Alaattin Camisine bomba atıldı, yakılıyor kışkırtmasıyla da “4 Temmuz 1980 Cuma” günü, kanlı olayın final günü oldu.

Sonuçta resmi rakamlara göre 57 ölü, 200'den fazla yaralı, 300'den fazla yakılıp yıkılan ev ve işyeri, yüzlerce ailenin iç göçü, onlarca ailenin dış göçü...

Ya gerçekten bir bomba atılmış olsa ya da yakılsa idiDüşünmesi bile tehlikeli

1980’in Çorum Başsavcısı Ertem Türker, o günleri şöyle özetlemişti:

Olaylar geliyorum diyordu, idareciler aymazlık içindeydi. Çorum, silah tüccarlarının oyun sahası olmuştu. Aynı silahla sağcı da solcu da öldürülüyordu.”

***

Sivas Katliamı da bu projenin bir ürünüydü.

Ve de asla unutulmayan, asla unutulmayacak olan bir felaketti bu katliam.

Çünkü 2 Temmuz 1993 günü, Pir Sultan Abdal Şenliklerinde yaşatılan bir vahşetti bu katliam. Çoğunluğu Alevi kökenli 33 yazar, ozan ve düşünür Madımak Otel’inde diri diri yakılarak katledildi o gün.

Ve o gün, “Sivas ellerinde sazım çalınır...” diyen Aşık Veysel’in sazı susturulmuştu. Ve o gün,Varıp Pir Sultan'ı, analım dedik / Aşkın dolusuna, kanalım dedik / Meydanda bir semah, dönelim dedik diyen Ozan Kızılgül meydanda bir semah dönememişti.

***

Ve de “Sivas’ın intikamı” gibi sunulan Başbağlar Katliamı…

Yani Sivas'ta Alevileri hedefe koyan irade”, Başbağlar’da Sünni katliamına imza atmıştı. Amaç, daha büyük kitlesel bir Alevi-Sünni çatışması yaratmaktı.

Erzincan ilinin Kemaliye ilçesine bağlı, Tunceli sınırına yakın, Sünni halkın yaşadığı bir köydür Başbağlar.
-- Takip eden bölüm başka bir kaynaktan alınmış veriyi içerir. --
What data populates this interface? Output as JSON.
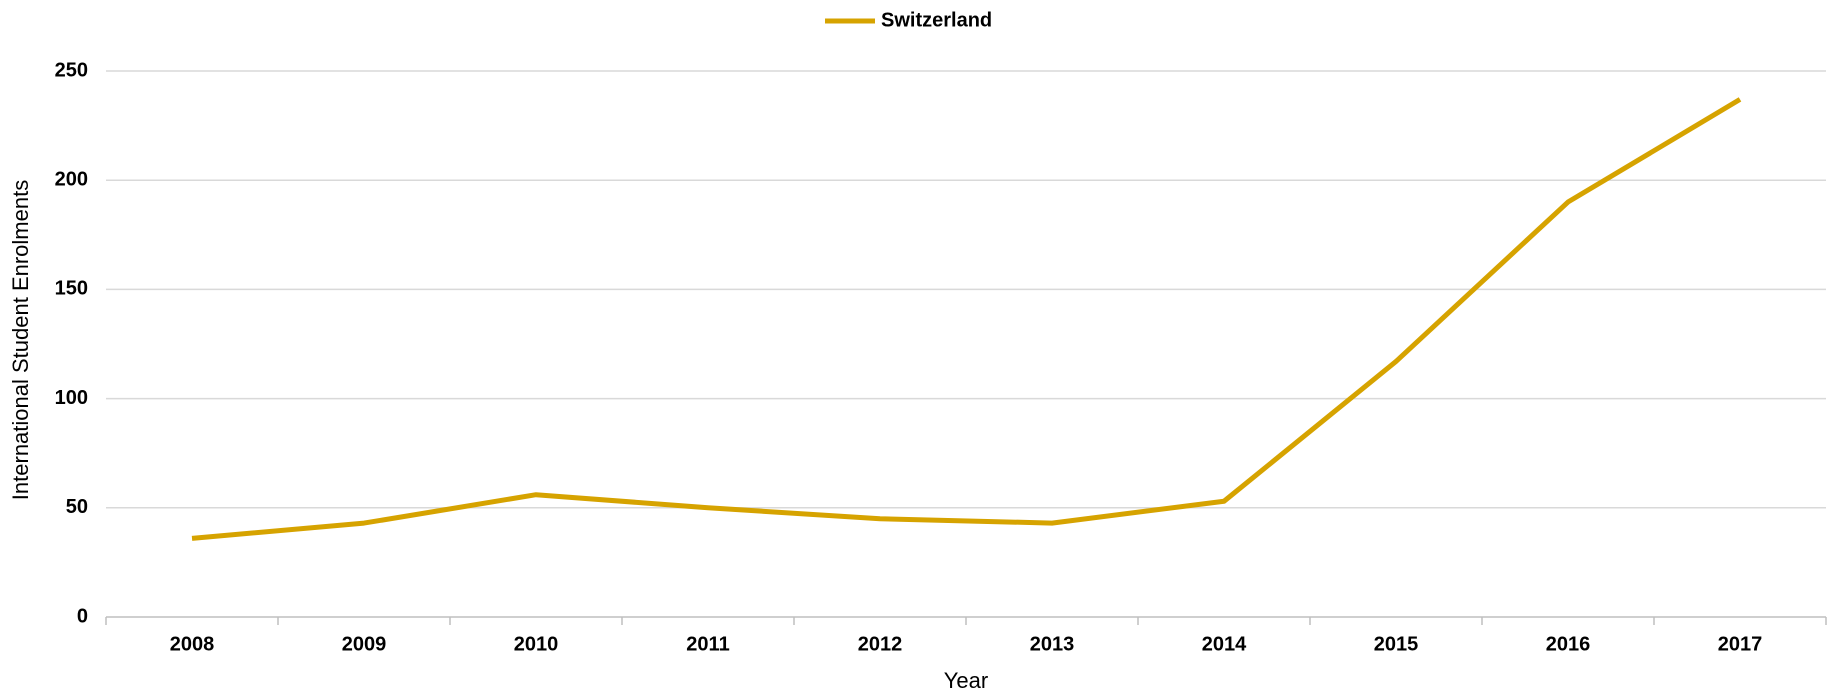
{
  "chart_data": {
    "type": "line",
    "x_label": "Year",
    "y_label": "International Student Enrolments",
    "categories": [
      "2008",
      "2009",
      "2010",
      "2011",
      "2012",
      "2013",
      "2014",
      "2015",
      "2016",
      "2017"
    ],
    "series": [
      {
        "name": "Switzerland",
        "color": "#d6a300",
        "values": [
          36,
          43,
          56,
          50,
          45,
          43,
          53,
          117,
          190,
          237
        ]
      }
    ],
    "ylim": [
      0,
      250
    ],
    "yticks": [
      0,
      50,
      100,
      150,
      200,
      250
    ],
    "grid": true,
    "legend": "top"
  }
}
Sivas katliamından 3 gün sonra, yani 5 Temmuz akşamı köy baskına uğrar. 33’e 33 der gibi 33 köylü kurşuna dizilir. Okul, cami ve tüm evler yakılır, yıkılır.
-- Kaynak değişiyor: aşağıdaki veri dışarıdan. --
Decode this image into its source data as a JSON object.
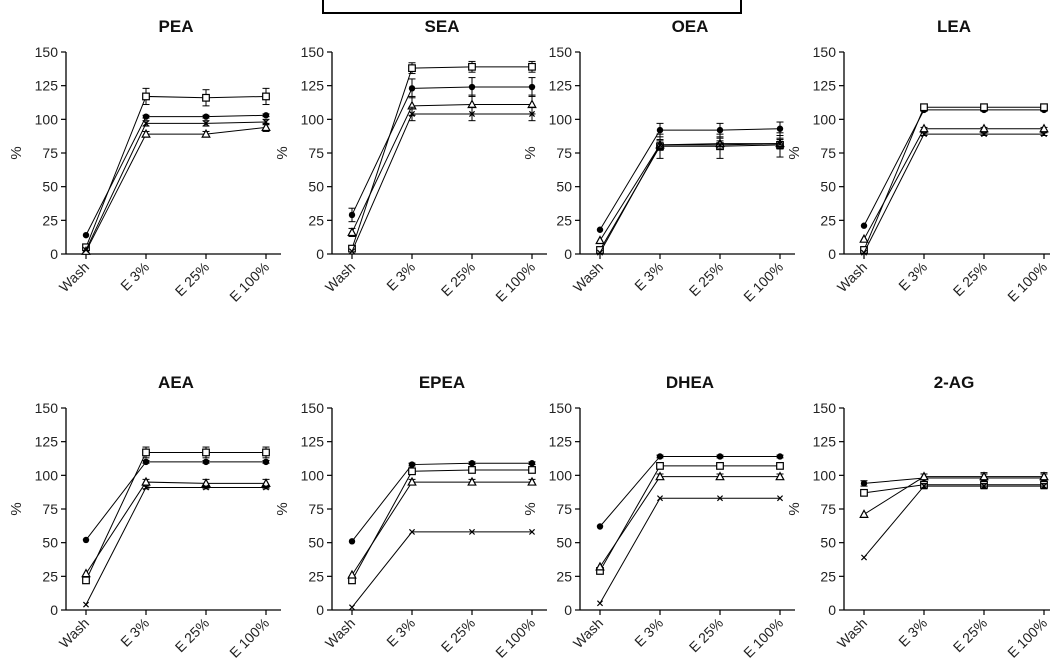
{
  "figure": {
    "ylabel": "%",
    "categories": [
      "Wash",
      "E 3%",
      "E 25%",
      "E 100%"
    ],
    "yticks": [
      0,
      25,
      50,
      75,
      100,
      125,
      150
    ]
  },
  "chart_data": [
    {
      "type": "line",
      "title": "PEA",
      "ylabel": "%",
      "categories": [
        "Wash",
        "E 3%",
        "E 25%",
        "E 100%"
      ],
      "ylim": [
        0,
        150
      ],
      "series": [
        {
          "marker": "circle",
          "values": [
            14,
            102,
            102,
            103
          ],
          "errors": [
            0,
            1,
            1,
            1
          ]
        },
        {
          "marker": "square",
          "values": [
            5,
            117,
            116,
            117
          ],
          "errors": [
            0,
            6,
            6,
            6
          ]
        },
        {
          "marker": "triangle",
          "values": [
            2,
            89,
            89,
            94
          ],
          "errors": [
            0,
            2,
            2,
            3
          ]
        },
        {
          "marker": "cross",
          "values": [
            3,
            97,
            97,
            98
          ],
          "errors": [
            0,
            2,
            2,
            2
          ]
        }
      ]
    },
    {
      "type": "line",
      "title": "SEA",
      "ylabel": "%",
      "categories": [
        "Wash",
        "E 3%",
        "E 25%",
        "E 100%"
      ],
      "ylim": [
        0,
        150
      ],
      "series": [
        {
          "marker": "circle",
          "values": [
            29,
            123,
            124,
            124
          ],
          "errors": [
            5,
            7,
            7,
            7
          ]
        },
        {
          "marker": "square",
          "values": [
            4,
            138,
            139,
            139
          ],
          "errors": [
            2,
            4,
            4,
            4
          ]
        },
        {
          "marker": "triangle",
          "values": [
            16,
            110,
            111,
            111
          ],
          "errors": [
            3,
            7,
            7,
            7
          ]
        },
        {
          "marker": "cross",
          "values": [
            2,
            104,
            104,
            104
          ],
          "errors": [
            0,
            5,
            5,
            5
          ]
        }
      ]
    },
    {
      "type": "line",
      "title": "OEA",
      "ylabel": "%",
      "categories": [
        "Wash",
        "E 3%",
        "E 25%",
        "E 100%"
      ],
      "ylim": [
        0,
        150
      ],
      "series": [
        {
          "marker": "circle",
          "values": [
            18,
            92,
            92,
            93
          ],
          "errors": [
            0,
            5,
            5,
            5
          ]
        },
        {
          "marker": "square",
          "values": [
            3,
            80,
            80,
            81
          ],
          "errors": [
            0,
            9,
            9,
            9
          ]
        },
        {
          "marker": "triangle",
          "values": [
            10,
            81,
            82,
            82
          ],
          "errors": [
            0,
            4,
            4,
            4
          ]
        },
        {
          "marker": "cross",
          "values": [
            1,
            81,
            81,
            82
          ],
          "errors": [
            0,
            3,
            3,
            3
          ]
        }
      ]
    },
    {
      "type": "line",
      "title": "LEA",
      "ylabel": "%",
      "categories": [
        "Wash",
        "E 3%",
        "E 25%",
        "E 100%"
      ],
      "ylim": [
        0,
        150
      ],
      "series": [
        {
          "marker": "circle",
          "values": [
            21,
            107,
            107,
            107
          ],
          "errors": [
            0,
            1,
            1,
            1
          ]
        },
        {
          "marker": "square",
          "values": [
            3,
            109,
            109,
            109
          ],
          "errors": [
            0,
            2,
            2,
            2
          ]
        },
        {
          "marker": "triangle",
          "values": [
            11,
            93,
            93,
            93
          ],
          "errors": [
            0,
            1,
            1,
            1
          ]
        },
        {
          "marker": "cross",
          "values": [
            1,
            89,
            89,
            89
          ],
          "errors": [
            0,
            1,
            1,
            1
          ]
        }
      ]
    },
    {
      "type": "line",
      "title": "AEA",
      "ylabel": "%",
      "categories": [
        "Wash",
        "E 3%",
        "E 25%",
        "E 100%"
      ],
      "ylim": [
        0,
        150
      ],
      "series": [
        {
          "marker": "circle",
          "values": [
            52,
            110,
            110,
            110
          ],
          "errors": [
            0,
            1,
            1,
            1
          ]
        },
        {
          "marker": "square",
          "values": [
            22,
            117,
            117,
            117
          ],
          "errors": [
            0,
            4,
            4,
            4
          ]
        },
        {
          "marker": "triangle",
          "values": [
            27,
            95,
            94,
            94
          ],
          "errors": [
            0,
            2,
            3,
            3
          ]
        },
        {
          "marker": "cross",
          "values": [
            4,
            91,
            91,
            91
          ],
          "errors": [
            0,
            1,
            1,
            1
          ]
        }
      ]
    },
    {
      "type": "line",
      "title": "EPEA",
      "ylabel": "%",
      "categories": [
        "Wash",
        "E 3%",
        "E 25%",
        "E 100%"
      ],
      "ylim": [
        0,
        150
      ],
      "series": [
        {
          "marker": "circle",
          "values": [
            51,
            108,
            109,
            109
          ],
          "errors": [
            0,
            1,
            1,
            1
          ]
        },
        {
          "marker": "square",
          "values": [
            22,
            103,
            104,
            104
          ],
          "errors": [
            0,
            2,
            2,
            2
          ]
        },
        {
          "marker": "triangle",
          "values": [
            26,
            95,
            95,
            95
          ],
          "errors": [
            0,
            2,
            2,
            2
          ]
        },
        {
          "marker": "cross",
          "values": [
            2,
            58,
            58,
            58
          ],
          "errors": [
            0,
            0,
            0,
            0
          ]
        }
      ]
    },
    {
      "type": "line",
      "title": "DHEA",
      "ylabel": "%",
      "categories": [
        "Wash",
        "E 3%",
        "E 25%",
        "E 100%"
      ],
      "ylim": [
        0,
        150
      ],
      "series": [
        {
          "marker": "circle",
          "values": [
            62,
            114,
            114,
            114
          ],
          "errors": [
            0,
            1,
            1,
            1
          ]
        },
        {
          "marker": "square",
          "values": [
            29,
            107,
            107,
            107
          ],
          "errors": [
            0,
            2,
            2,
            2
          ]
        },
        {
          "marker": "triangle",
          "values": [
            32,
            99,
            99,
            99
          ],
          "errors": [
            0,
            2,
            2,
            2
          ]
        },
        {
          "marker": "cross",
          "values": [
            5,
            83,
            83,
            83
          ],
          "errors": [
            0,
            0,
            0,
            0
          ]
        }
      ]
    },
    {
      "type": "line",
      "title": "2-AG",
      "ylabel": "%",
      "categories": [
        "Wash",
        "E 3%",
        "E 25%",
        "E 100%"
      ],
      "ylim": [
        0,
        150
      ],
      "series": [
        {
          "marker": "circle",
          "values": [
            94,
            98,
            98,
            98
          ],
          "errors": [
            2,
            3,
            3,
            3
          ]
        },
        {
          "marker": "square",
          "values": [
            87,
            93,
            93,
            93
          ],
          "errors": [
            0,
            2,
            2,
            2
          ]
        },
        {
          "marker": "triangle",
          "values": [
            71,
            99,
            99,
            99
          ],
          "errors": [
            0,
            2,
            3,
            3
          ]
        },
        {
          "marker": "cross",
          "values": [
            39,
            92,
            92,
            92
          ],
          "errors": [
            0,
            2,
            2,
            2
          ]
        }
      ]
    }
  ]
}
20 kişi gözaltına alınır. 18 kişi beraat eder. Örgütsel ilişkiden 2 kişi mahkûm olur.

Bu dava için, davanın yargıçlarından Şakir Kadıoğlu şöyle demişti:

Peki, kimler getirildi mahkemeye? Tunceli'de tırpancı olarak tabir edilen bölgenin Alevilerinden yakaladıkları kişiler.” Ve devamla, “Başbağlar davası, Türkiye'nin hukuk tarihinde bir yüz karasıdır. Yazıktır, günahtırdemişti.

***

Elbette tüm bu katliamlar, bir siyasal proje idi ve de Alevi ve Sünni halk bu projede kullanılmıştı.

Özellikle Çorum katliamı ile 12 Eylül darbesinin son kilometre taşları döşenmiş, yönetime el konulmuş, anayasal sistem lağvedilmiş, toplumsal muhalefet bastırılmış, 24 Ocak kararları ile ülke ekonomisi küresel sermayeye teslim edilmişti.

Sonuçta bugün Çorum, Sivas, Başbağlar katliamlarının üzerinden yıllar geçmiştir. Ama belleklerden silinmemiş, acıları unutulmamış, hesabı sorulmamıştır.

Ve de bu katliamları yaşayan halktan, bugüne kadar bir özür bile dilenmemiştir.

Aslında daha da acısı; bu ülkenin sosyal dokusunun temelini oluşturan, yüzyıllarca birlikte yaşamış ve de yüzyıllarca birlikte yaşayacak olan Alevi-Sünni halk, bu katliamları bir kez olsun birlikte kınamamış, birlikte kınayamamıştır.